Lessons not learned
BMJ 2023; 382 doi: https://doi.org/10.1136/bmj.p1943 (Published 23 August 2023) Cite this as: BMJ 2023;382:p1943Linked News
Letby’s killing spree raises questions over NHS governance
In the wake of the conviction of Lucy Letby, a neonatal nurse who has been found guilty of the murder of seven babies and attempted murder of six babies, the focus of the nation is on the multiple tragedies that the families have faced, the healthcare staff who tried to blow the whistle, and safety issues in hospitals.
NHS England has responded to the conviction by stating that trusts should look at whistleblowing policies, that those unfit to hold directorships should not be appointed, and with that well worn phrase “lessons will be learned.”1 But will they?
We see the same issues emerging here that we have seen many times in the past 50 years’ worth of patient safety inquiries. Frontline staff have concerns ignored or suppressed, NHS Trust boards appear more concerned with potential reputational damage and financial performance than quality of care, growing staff shortages, a leadership apparently lacking in courage and integrity, and claims of an aggressive workplace culture.234 Although the malign influence of murder was the cause of deaths at the Countess of Chester, these reactions to patient safety issues could have been found in many inquiries of the last 50 years. So why are no lessons learned?

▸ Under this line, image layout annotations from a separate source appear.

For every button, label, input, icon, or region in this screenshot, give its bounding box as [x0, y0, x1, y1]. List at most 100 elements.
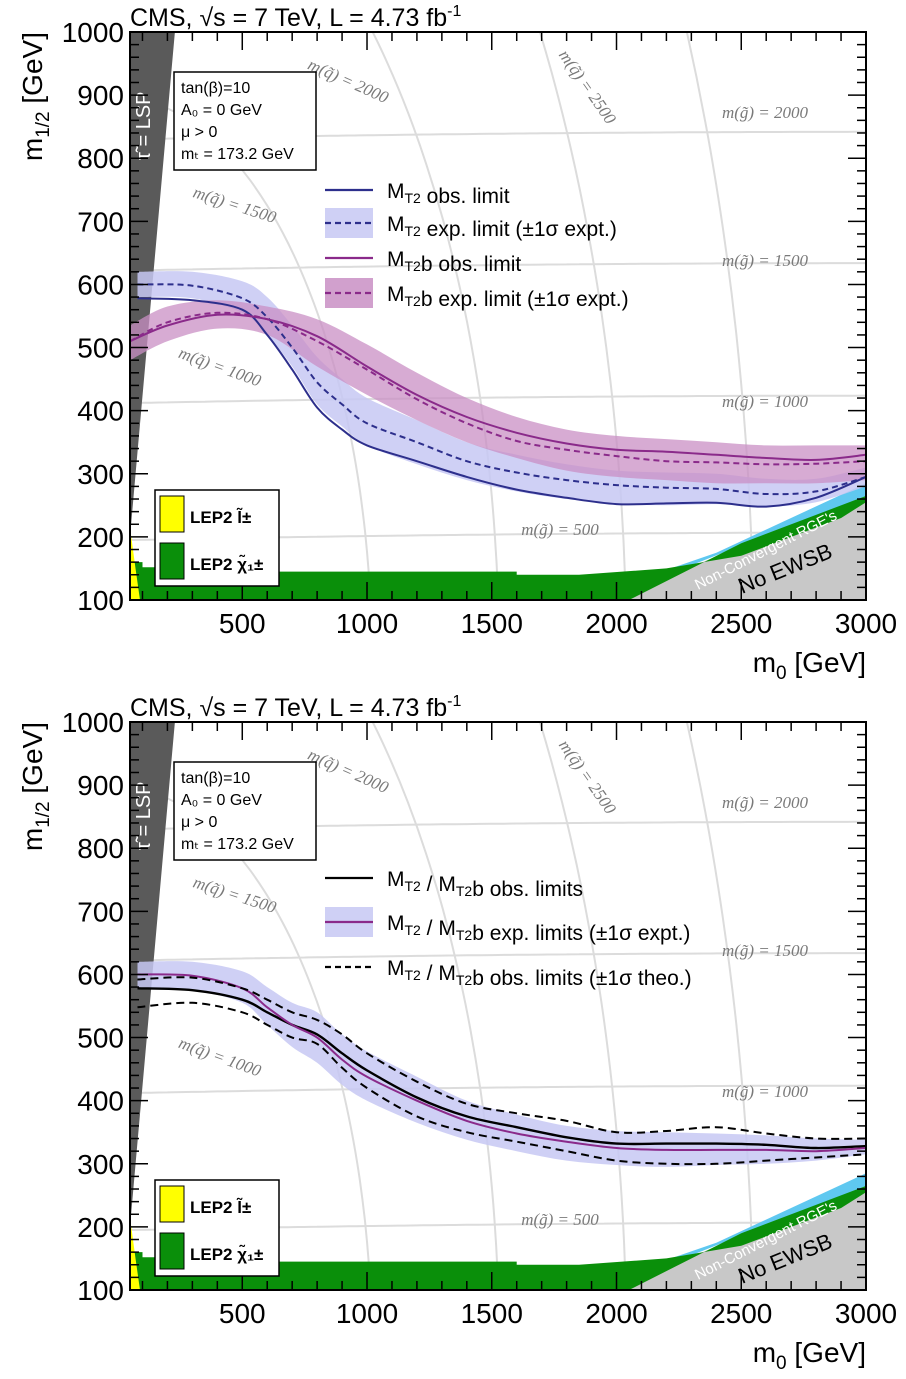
m-t2-exp-limit-line	[137, 283, 866, 496]
gluino-label-0: m(g̃) = 500	[521, 1210, 599, 1229]
params-box	[173, 71, 317, 171]
param-line: mₜ = 173.2 GeV	[181, 836, 294, 853]
chart-top-panel: m(g̃) = 500 m(g̃) = 1000 m(g̃) = 1500 m(g̃)…	[17, 3, 897, 684]
y-tick-label: 1000	[62, 707, 124, 738]
gluino-label-1: m(g̃) = 1000	[722, 1082, 809, 1101]
lep2-chargino-region	[130, 495, 866, 600]
y-tick-label: 200	[77, 1212, 124, 1243]
lep2-chargino-label: LEP2 χ̃₁±	[190, 1244, 263, 1264]
y-tick-label: 700	[77, 206, 124, 237]
x-tick-label: 3000	[835, 1298, 897, 1329]
x-axis-label: m0 [GeV]	[753, 1337, 866, 1374]
m-t2b-exp-limit-line	[130, 311, 866, 466]
x-tick-label: 1500	[461, 1298, 523, 1329]
x-tick-label: 500	[219, 608, 266, 639]
param-line: A₀ = 0 GeV	[181, 792, 262, 809]
stau-lsp-label: τ̃ = LSP	[133, 92, 155, 161]
y-tick-label: 300	[77, 1149, 124, 1180]
y-tick-label: 300	[77, 459, 124, 490]
squark-contour-2500	[685, 722, 754, 1290]
plot-area	[130, 32, 866, 600]
y-tick-label: 400	[77, 396, 124, 427]
stau-lsp-label: τ̃ = LSP	[133, 782, 155, 851]
m-t2b-obs-limit-line	[130, 313, 866, 461]
y-axis-label: m1/2 [GeV]	[17, 32, 54, 161]
legend-label: MT2b exp. limit (±1σ expt.)	[387, 283, 629, 311]
plot-area	[130, 722, 866, 1290]
y-tick-label: 500	[77, 333, 124, 364]
chart-bottom-panel: m(g̃) = 500 m(g̃) = 1000 m(g̃) = 1500 m(g̃)…	[17, 693, 897, 1374]
legend-label: MT2b obs. limit	[387, 248, 521, 276]
lep2-slepton-label: LEP2 l̃±	[190, 1197, 251, 1217]
legend-label: MT2 / MT2b obs. limits	[387, 868, 583, 901]
y-tick-label: 600	[77, 959, 124, 990]
plot-frame	[129, 31, 867, 601]
m-t2b-exp-limit-band	[130, 300, 866, 484]
squark-label-1: m(q̃) = 1500	[191, 182, 279, 227]
y-tick-label: 400	[77, 1086, 124, 1117]
squark-label-2: m(q̃) = 2000	[305, 745, 392, 798]
gluino-contour-1500	[130, 952, 866, 962]
legend-label: MT2 / MT2b obs. limits (±1σ theo.)	[387, 957, 692, 990]
m-t2-m-t2b-obs-limits-line	[137, 987, 866, 1150]
gluino-label-3: m(g̃) = 2000	[722, 793, 809, 812]
obs-limits-1-theo--line	[137, 1001, 866, 1166]
params-box	[173, 761, 317, 861]
y-tick-label: 600	[77, 269, 124, 300]
param-line: mₜ = 173.2 GeV	[181, 146, 294, 163]
stau-lsp-region	[130, 722, 175, 1290]
lep2-chargino-swatch	[159, 542, 185, 580]
y-tick-label: 800	[77, 833, 124, 864]
squark-label-3: m(q̃) = 2500	[555, 736, 620, 818]
obs-limits-1-theo--line	[137, 976, 866, 1140]
lep2-chargino-region	[130, 1185, 866, 1290]
x-tick-label: 500	[219, 1298, 266, 1329]
y-tick-label: 900	[77, 80, 124, 111]
lep2-slepton-label: LEP2 l̃±	[190, 507, 251, 527]
y-tick-label: 500	[77, 1023, 124, 1054]
y-tick-label: 700	[77, 896, 124, 927]
y-tick-label: 1000	[62, 17, 124, 48]
lep2-slepton-swatch	[159, 1185, 185, 1223]
lep2-slepton-region	[130, 527, 140, 600]
plot-frame	[129, 721, 867, 1291]
param-line: A₀ = 0 GeV	[181, 102, 262, 119]
squark-label-0: m(q̃) = 1000	[176, 343, 264, 390]
x-tick-label: 1000	[336, 1298, 398, 1329]
y-tick-label: 800	[77, 143, 124, 174]
gluino-label-0: m(g̃) = 500	[521, 520, 599, 539]
stau-lsp-region	[130, 32, 175, 600]
squark-contour-1500	[371, 722, 500, 1290]
no-ewsb-region	[466, 499, 866, 600]
squark-label-1: m(q̃) = 1500	[191, 872, 279, 917]
chart-title: CMS, √s = 7 TeV, L = 4.73 fb-1	[130, 693, 461, 722]
param-line: tan(β)=10	[181, 770, 250, 787]
param-line: μ > 0	[181, 124, 217, 141]
gluino-label-1: m(g̃) = 1000	[722, 392, 809, 411]
no-ewsb-region	[466, 1189, 866, 1290]
y-tick-label: 100	[77, 1275, 124, 1306]
y-tick-label: 900	[77, 770, 124, 801]
x-tick-label: 1000	[336, 608, 398, 639]
m-t2-obs-limit-line	[137, 297, 866, 508]
x-tick-label: 2500	[710, 1298, 772, 1329]
lep2-slepton-swatch	[159, 495, 185, 533]
squark-label-0: m(q̃) = 1000	[176, 1033, 264, 1080]
legend-label: MT2 obs. limit	[387, 180, 510, 208]
m-t2-m-t2b-exp-limits-line	[137, 973, 866, 1153]
squark-label-3: m(q̃) = 2500	[555, 46, 620, 128]
y-tick-label: 200	[77, 522, 124, 553]
lep2-chargino-label: LEP2 χ̃₁±	[190, 554, 263, 574]
gluino-label-2: m(g̃) = 1500	[722, 941, 809, 960]
x-tick-label: 2000	[585, 1298, 647, 1329]
param-line: tan(β)=10	[181, 80, 250, 97]
gluino-label-2: m(g̃) = 1500	[722, 251, 809, 270]
squark-contour-2000	[538, 32, 627, 600]
x-axis-label: m0 [GeV]	[753, 647, 866, 684]
squark-contour-2000	[538, 722, 627, 1290]
gluino-label-3: m(g̃) = 2000	[722, 103, 809, 122]
y-axis-label: m1/2 [GeV]	[17, 722, 54, 851]
y-tick-label: 100	[77, 585, 124, 616]
squark-contour-2500	[685, 32, 754, 600]
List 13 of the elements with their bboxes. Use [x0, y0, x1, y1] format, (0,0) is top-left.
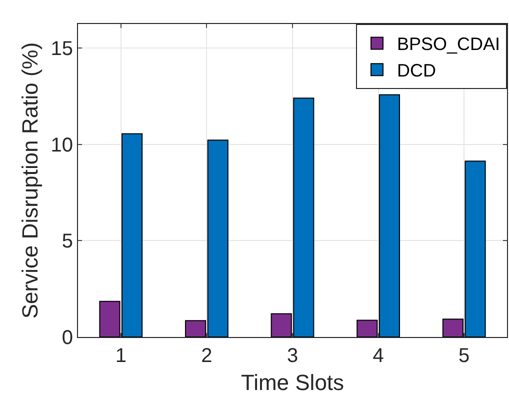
- legend-label: BPSO_CDAI: [397, 34, 500, 54]
- x-tick-label: 4: [372, 345, 384, 367]
- x-tick-label: 1: [115, 345, 126, 367]
- x-tick-label: 3: [286, 345, 298, 367]
- x-axis-title: Time Slots: [240, 370, 344, 395]
- y-tick-label: 5: [62, 230, 73, 253]
- legend-label: DCD: [397, 60, 436, 81]
- y-tick-label: 15: [50, 38, 73, 60]
- y-tick-label: 0: [62, 327, 73, 349]
- x-tick-label: 2: [201, 345, 212, 367]
- x-tick-label: 5: [458, 345, 470, 367]
- y-axis-title: Service Disruption Ratio (%): [18, 42, 43, 319]
- y-tick-label: 10: [50, 134, 73, 156]
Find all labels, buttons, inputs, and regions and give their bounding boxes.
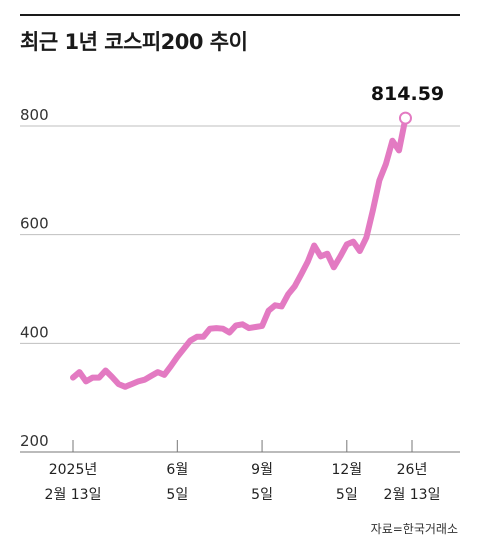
series-line-0 bbox=[70, 115, 409, 390]
x-ticks: 2025년 2월 13일 6월 5일 9월 5일 12월 5일 26년 2월 13일 bbox=[45, 440, 441, 503]
x-tick-label-line2: 5일 bbox=[336, 487, 358, 503]
x-tick-label-line1: 26년 bbox=[397, 462, 428, 478]
x-tick-label-line2: 2월 13일 bbox=[45, 487, 102, 503]
x-tick-label-line1: 12월 bbox=[331, 462, 362, 478]
x-tick-label-line2: 5일 bbox=[166, 487, 188, 503]
top-rule bbox=[20, 14, 460, 16]
y-tick-label-800: 800 bbox=[20, 106, 49, 124]
x-tick-label-line1: 6월 bbox=[166, 462, 188, 478]
gridlines bbox=[20, 125, 460, 453]
series bbox=[70, 111, 412, 390]
x-tick-label-line2: 2월 13일 bbox=[384, 487, 441, 503]
x-tick-label-line2: 5일 bbox=[251, 487, 273, 503]
x-tick-label-line1: 2025년 bbox=[49, 462, 98, 478]
last-point-marker bbox=[398, 111, 412, 125]
x-tick-label-line1: 9월 bbox=[251, 462, 273, 478]
source-note: 자료=한국거래소 bbox=[370, 522, 458, 536]
last-value-label: 814.59 bbox=[371, 83, 444, 105]
y-tick-labels: 200 400 600 800 bbox=[20, 106, 49, 450]
chart-title: 최근 1년 코스피200 추이 bbox=[20, 30, 248, 54]
y-tick-label-200: 200 bbox=[20, 432, 49, 450]
y-tick-label-400: 400 bbox=[20, 323, 49, 341]
data-labels: 814.59 bbox=[371, 83, 444, 105]
y-tick-label-600: 600 bbox=[20, 215, 49, 233]
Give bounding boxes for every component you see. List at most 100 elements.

Unlike other safety critical industries, healthcare is still wedded to concepts that effectively deny the complexity of work and the social structures that surround work.5 We see this in the entrenched belief placed in approaches like root cause analysis as the solution to issues with no one root cause, an outdated Christmas tree model of workforce that promotes a hierarchy of value of work, and the employment of lower cost workers rather than retaining experienced ones. Most healthcare organisations have power gradients, and the formal and informal structures are hard for individuals to navigate. It can be challenging for individuals to have a voice of influence.6 Often there is a lack of a robust safety infrastructure such as a safety management system.7 The emphasis is also usually on the workforce speaking up, which in the current system requires courage, but perhaps the emphasis should be on listening. A safety officer in a large nuclear installation once told me that if people need courage to come to work, something has gone badly wrong.
When workers are listened to and constructive dissent is encouraged and normalised, along with the reporting of incidents, there is little need for whistleblowing. A workforce that must resort to whistleblowing is a symptom of poor safety culture.
“Success” in healthcare is measured by how much work is done, not how well work is done. This sets up a competing priority between those responsible for performance of the system, usually Trust boards and arm’s length bodies, and those responsible for delivering the care. Essentially, activity has priority and safety in healthcare is not income generating.8 Aside from the criminal convictions, the lower profile cases that only make the local news tell a story of “bad apples” being tolerated due to the demands of long waiting lists.9 Until this conflict of interest is resolved, those using their voice to raise concerns will likely be met with indifference or risk their livelihoods.
Safety is a board responsibility, but there is still a question of accountability. The actions or inactions of leadership have come up frequently in inquiries. The Kark review in 2019 recommended a register for healthcare managers and disbarring in cases of serious misconduct, however this was rejected by the Secretary of State for Health and Social Care.1011 It makes it possible for poor performing leaders to move around the system and even fall upwards into positions of influence, perpetuating the same issues.
Lucy Letby has been convicted and sentenced to life in prison, but questions remain, can any organisation be assured with its current systems, processes, and culture that, even if the intention is not malign, it will detect and act on potential harm to patients?
Footnotes
Competing interests: I have read and understood BMJ policy on declaration of interests and declare the following interests: none.
Provenance and peer review: commissioned, not peer reviewed.